Leadership in Learning Communities
Members promote and participate in
the creation of collaborative, safe and supportive learning communities. They
recognize their shared responsibilities and their leadership roles in order to
facilitate student success. Members maintain and uphold the principles of the
ethical standards in these learning communities.
Professional Learning Community
Can be summed up
in three words: improved student achievement.
Although the term has grown to
encompass a wide variety of concepts and practices, a professional learning
community is always a group of people who are motivated by a vision of learning
and who support one another toward that end.
A PLC:
• represents a collective
effort to enhance student learning
• promotes and sustains the learning of all
professionals in the school
• builds knowledge through inquiry
• analyses and
uses data for reflection and improvement
1. Ensuring Learning for All Students
A commitment to student learning must
be at the centre of professional learning, decision-making, and action. When
educators take ownership of this commitment, learning (not teaching) becomes
the focal point, and a positive outcome results. Schools that demonstrate high
levels of student improvement actively support the belief that “all children
can succeed in school”. Ensuring all students
learn becomes a matter of delivering fair and equitable instruction from
classroom to classroom
2. Focus on Results
In order to focus on learning rather
than teaching, student attainment of knowledge and skills must be consistently
considered and reviewed. A reflective cycle must be initiated that is, a cycle
in which “every teacher team participates in an ongoing process of identifying
the current level of student achievement, establishing a goal to improve the
current level, working together to achieve that goal, and providing periodic
evidence of progress”
Focusing on results requires careful
monitoring of all students where data is an integral part. It is only with the
inclusion of data that the actions and activities of a professional learning
community are focused on learning and improved student achievement.
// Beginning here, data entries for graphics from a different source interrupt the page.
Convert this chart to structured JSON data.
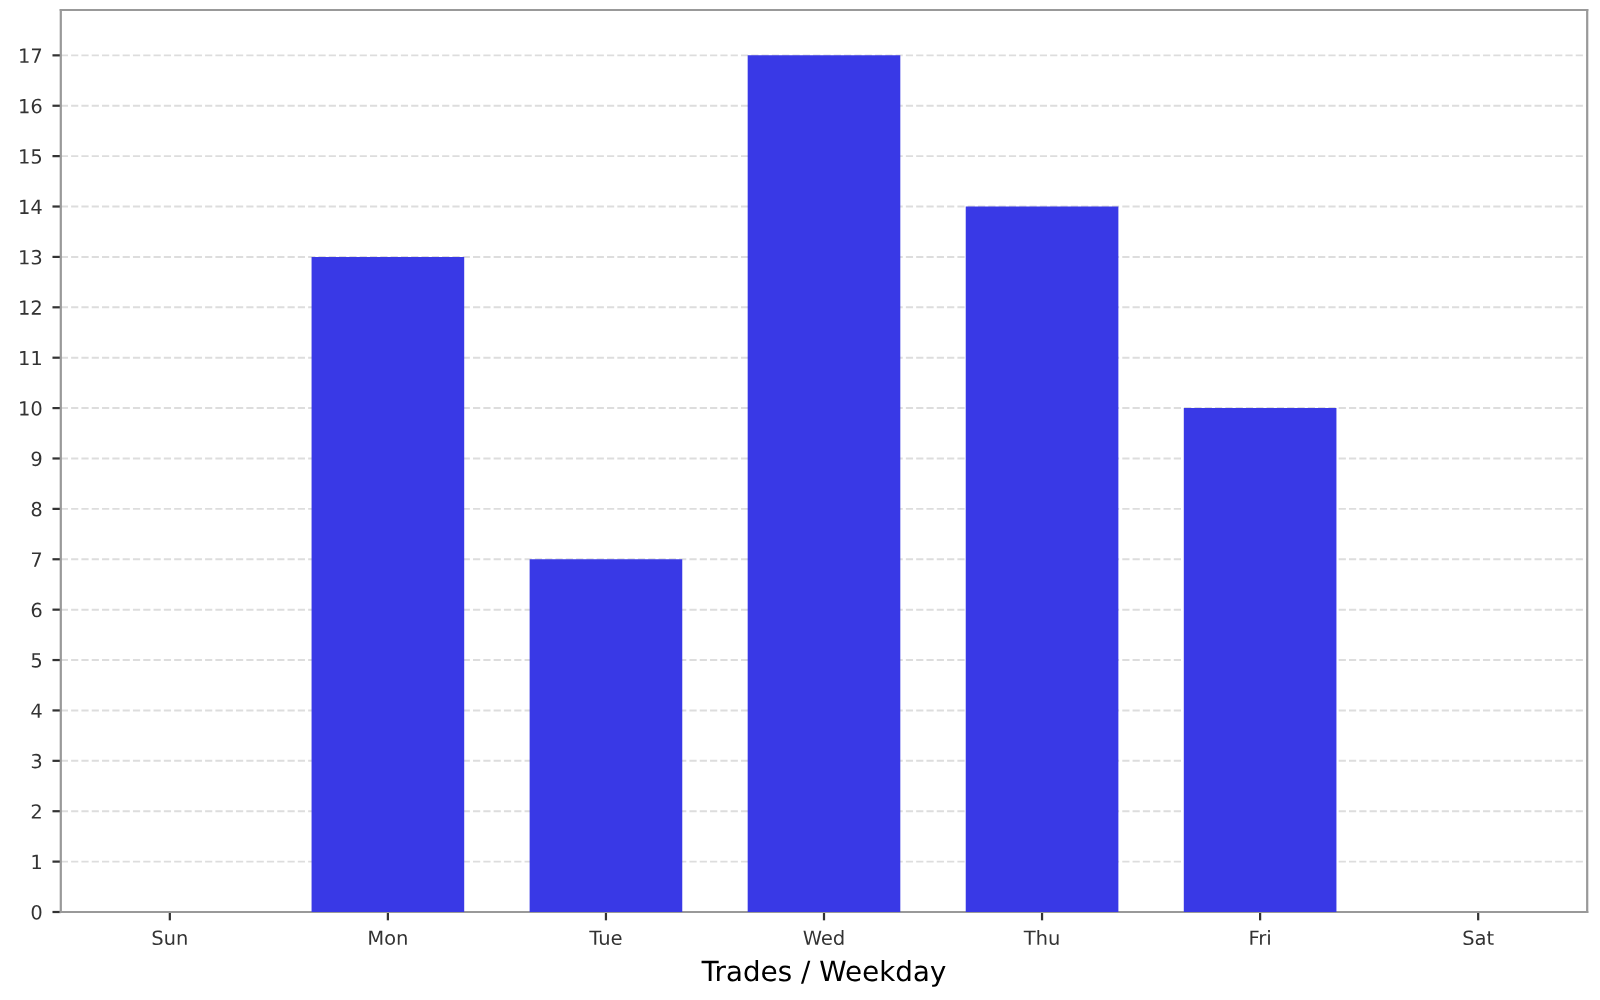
{
  "chart_data": {
    "type": "bar",
    "xlabel": "Trades / Weekday",
    "categories": [
      "Sun",
      "Mon",
      "Tue",
      "Wed",
      "Thu",
      "Fri",
      "Sat"
    ],
    "values": [
      0,
      13,
      7,
      17,
      14,
      10,
      0
    ],
    "color": "#3939e6",
    "ylim": [
      0,
      17.9
    ],
    "yticks": [
      0,
      1,
      2,
      3,
      4,
      5,
      6,
      7,
      8,
      9,
      10,
      11,
      12,
      13,
      14,
      15,
      16,
      17
    ],
    "grid": "y",
    "line_style": "dashed"
  }
}
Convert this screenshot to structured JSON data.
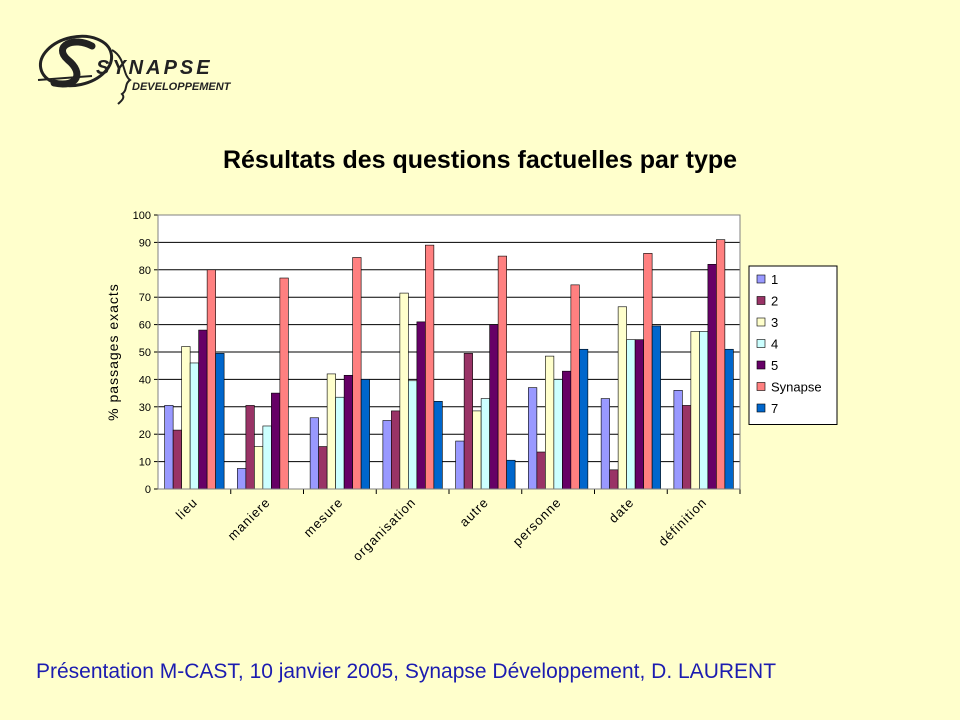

Highly effective professional learning
communities understand the critical importance of different types of assessment
data. PLCs monitor student progress through the use of effective common
assessments.
3. Relationships
The members of a professional learning
community are involved in sharing with others, having their beliefs and
practices open to questioning and inquiry, fostering cultures of challenge and
focus, and encouraging feedback. These actions can only occur successfully in a
community that is based on strong relationships.
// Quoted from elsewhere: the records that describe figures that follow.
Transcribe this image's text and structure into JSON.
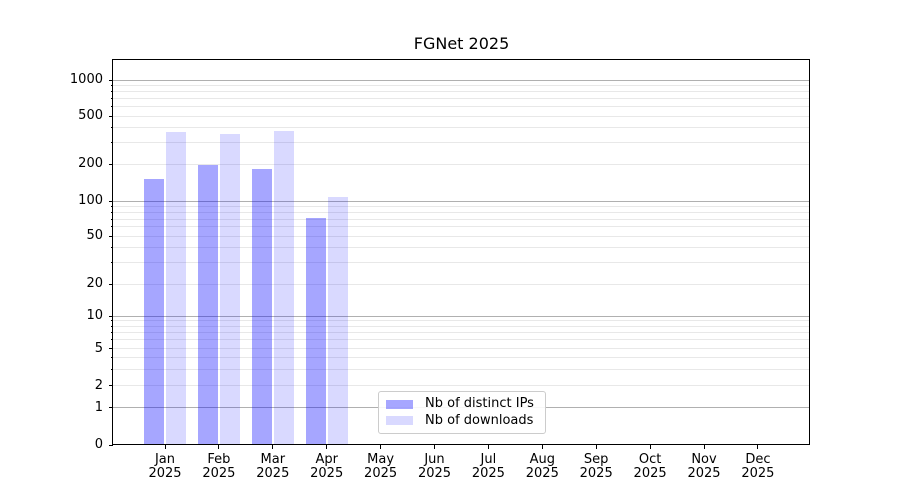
{
  "chart_data": {
    "type": "bar",
    "title": "FGNet 2025",
    "yscale": "symlog",
    "grid": true,
    "categories": [
      "Jan",
      "Feb",
      "Mar",
      "Apr",
      "May",
      "Jun",
      "Jul",
      "Aug",
      "Sep",
      "Oct",
      "Nov",
      "Dec"
    ],
    "category_year": "2025",
    "series": [
      {
        "name": "Nb of distinct IPs",
        "color": "rgba(0,0,255,0.35)",
        "values": [
          152,
          195,
          183,
          71,
          null,
          null,
          null,
          null,
          null,
          null,
          null,
          null
        ]
      },
      {
        "name": "Nb of downloads",
        "color": "rgba(0,0,255,0.15)",
        "values": [
          367,
          356,
          374,
          108,
          null,
          null,
          null,
          null,
          null,
          null,
          null,
          null
        ]
      }
    ],
    "yticks": [
      0,
      1,
      2,
      5,
      10,
      20,
      50,
      100,
      200,
      500,
      1000
    ],
    "ylim": [
      0,
      1460
    ],
    "legend_position": "inside-lower-center",
    "colors": {
      "grid_major": "#b0b0b0",
      "grid_minor": "#e8e8e8",
      "spine": "#000000",
      "text": "#000000",
      "background": "#ffffff"
    }
  }
}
When we share our practices and
understandings, we become vulnerable to the judgments of others, which can
place a strain on relationships. At times, this may involve conflict between
differing viewpoints. With deep respect infused in a PLC, conflict can be dealt
with through professional, open, and non-judgmental dialogue. This allows staff
to view the process of building strong collective knowledge as a positive,
necessary, and productive part of the school’s culture.
Relationships can be strengthened as
trust levels are nurtured in a community.
4. Collaborative Inquiry
In order to ensure that professional
learning is relevant to classroom practice, data from a variety of sources need
to be analyzed to determine strengths and needs. Teachers are then able to
identify areas for further inquiry – in small groups or as an entire staff.
Once a focus of inquiry is determined, a professional learning strategy that
will best facilitate learning should be considered.
Many strategies for professional
learning can promote collaboration such as team teaching, teacher moderation
and study groups.
There are benefits from these learning
strategies as teachers share new skills, experiences, and knowledge gained.
5. Leadership
In any effective school, leaders are
required to promote supportive environments, foster reflection, encourage risk
taking, and challenge the status quo when it comes to student learning.
Teachers are identified as “transformational
leaders” as they are “in the best position to transform students’ lives,
motivate and inspire students, and get students to do things they never thought
they could do”.
6. Alignment
Alignment occurs when teachers from the
same grade or division collaborate to promote high levels of learning in each
classroom. Networks can then form – based on common needs and focus – to
encompass various PLC groups and schools to further build capacity and
alignment.
It is important for staff to accept the
responsibility of the success of all students, not only the students in their
class or grade.
Food for Thought
We need to bring people
together. Whenever I'm in a group now, I ask people to listen for the
differences. This is not how we normally listen. The way we normally listen is
to listen long enough to find people who agree with us. The minute we realize
that they don't agree, we shut off and we start correcting them in our head.